Dopo aver dominato il botteghino francese lo scorso anno, arriva nei cinema italiani La famiglia Bèlier, una commedia sentimentale di Eric Lartigau ambientata in una piccola campagna in Normandia. I Bèlier sono una famiglia composta interamente da sordomuti, fatta eccezione per la figlia maggiore, Paula, sulla quale ricadono tutti gli oneri della piccola azienda agricola gestita dal padre. I genitori conducono apparentemente una vita normale, superando con naturalezza il loro handicap fisico, a tal punto che il padre stesso decide di candidarsi come sindaco della città al posto dell’approfittatore di turno. La famiglia è legata da un amore fortissimo e da un grande senso di solidarietà, e perfino il figlio minore sembra vivere tranquillamente la sua condizione di non udente.
Ma, in realtà, tutta la famiglia grava sulle spalle della figlia sedicenne, ormai troppo occupata a svolgere il lavoro di intermediaria tra l’azienda agricola e fornitori, banche, mercati o clienti per godersi una normale vita da adolescente. Il che crea una serie di situazioni esilaranti, a partire dal rumoroso clacson suonato a ripetizione dal padre e dai rumori di una colazione che diventano una vera e propria sinfonia di fastidio per chi i rumori può sentirli, a un’imbarazzante visita ginecologica in cui i genitori devono parlare attraverso la figlia dei propri problemi venerei dati dalla loro vita sessuale iperattiva. Un umorismo spontaneo, mai cattivo o discriminatorio, di chi vive la propria condizione limitante nella maniera più naturale possibile. Naturale a tal punto che Paula sembra quella diversa, che adorano e ammirano dopo aver superato il dolore iniziale nello scoprire che era in grado di sentire, reazione normale per due genitori non udenti.

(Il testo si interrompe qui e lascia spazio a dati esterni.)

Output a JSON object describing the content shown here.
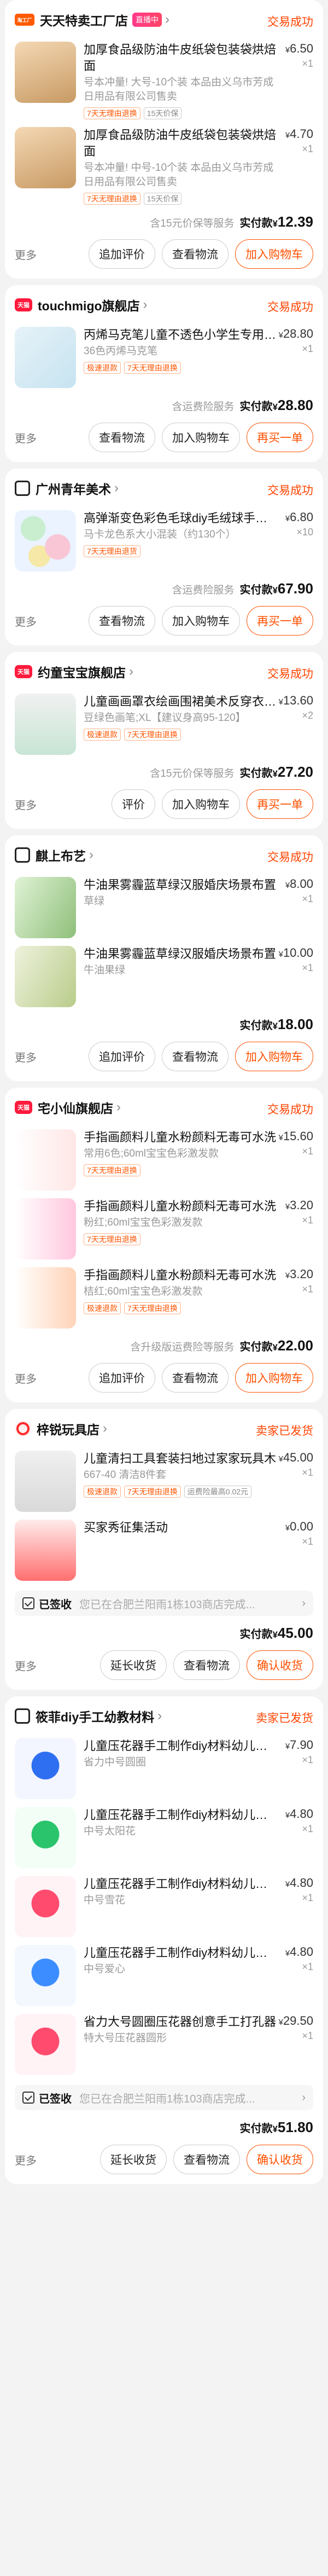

Ma il vero fulcro della storia viene fuori quando tutte le attenzioni sono concentrate proprio su di lei, sulla sua voglia di crescere e sullo sforzo emotivo che tenta di fare ogni giorno nel far coincidere due mondi all’apparenza inconciliabili. Infatti all’insoddisfazione ben sopportata dall’amore che la lega alla famiglia si aggiunge un ulteriore problema: la figlia udente di genitori sordi non solo parla, ma è anche un’ottima cantante, tanto che il suo maestro di canto la spinge a studiare questa disciplina a Parigi.
In questa commedia si sorride, si ride e ci si commuove in modo disordinato, creando un misto di emozioni che non fa che essere assolutamente veritiero. Perché, dopo aver risposto a tutte le esigenze della commedia, l’apparato comico cade per lasciare spazio a quello emotivo: quello che prima appariva come qualcosa di divertente adesso è un travaglio emotivo che nella fine mostra come non esistano frontiere che reggano di fronte all’amore familiare. Di come due genitori non udenti possano capire e accettare qualcosa per loro inaccessibile come il canto, a tal punto che il padre chiede alla figlia di cantargli la sua canzone. Una canzone che è sì cantata, ma ascoltata non più dalle orecchie, bensì dal cuore di un genitore che viene travolto dall’amore che la figlia mette in questa sua passione.
Un film coinvolgente a tal punto che l‘associazione Coda, che rappresenta i figli udenti di genitori sordi, ha commentato la visione del film “La famiglia Bélier” con queste parole:
Ieri sera abbiamo (finalmente) visto un film che ha destato non poche polemiche. Il nostro punto di vista è stato chiaro sin da subito: si tratta di un film con attori udenti che interpretano il ruolo di sordi, in lingua originale con sottotitoli in italiano (e non per sordi), ma eravamo curiose perché si raccontava di noi, figli udenti di genitori sordi! – spiega Coda, che ha visto la pellicola in una sala in cui erano presenti sordi, udenti che studiano la Lis e udenti che non conoscono nulla della comunità sorda e della loro lingua. A fine proiezione eravamo tutti con le lacrime agli occhi, perché il film ha davvero emozionato tutti! – raccontano – Esiste un linguaggio che va oltre le parole, i segni e che comunica attraverso le emozioni! Noi abbiamo cercato, semplicemente, di andare oltre le parole per una volta, noi che sappiamo bene cosa vuol dire dover giustificare un tipo di comunicazione tra genitori e figli sconosciuta ai non addetti ai lavori, noi che abbiamo dovuto spiegare e far capire mille volte che non si tratta di linguaggio dei gesti, ma è una lingua, noi che abbiamo sentito chiamare i nostri genitori “sordomuti”.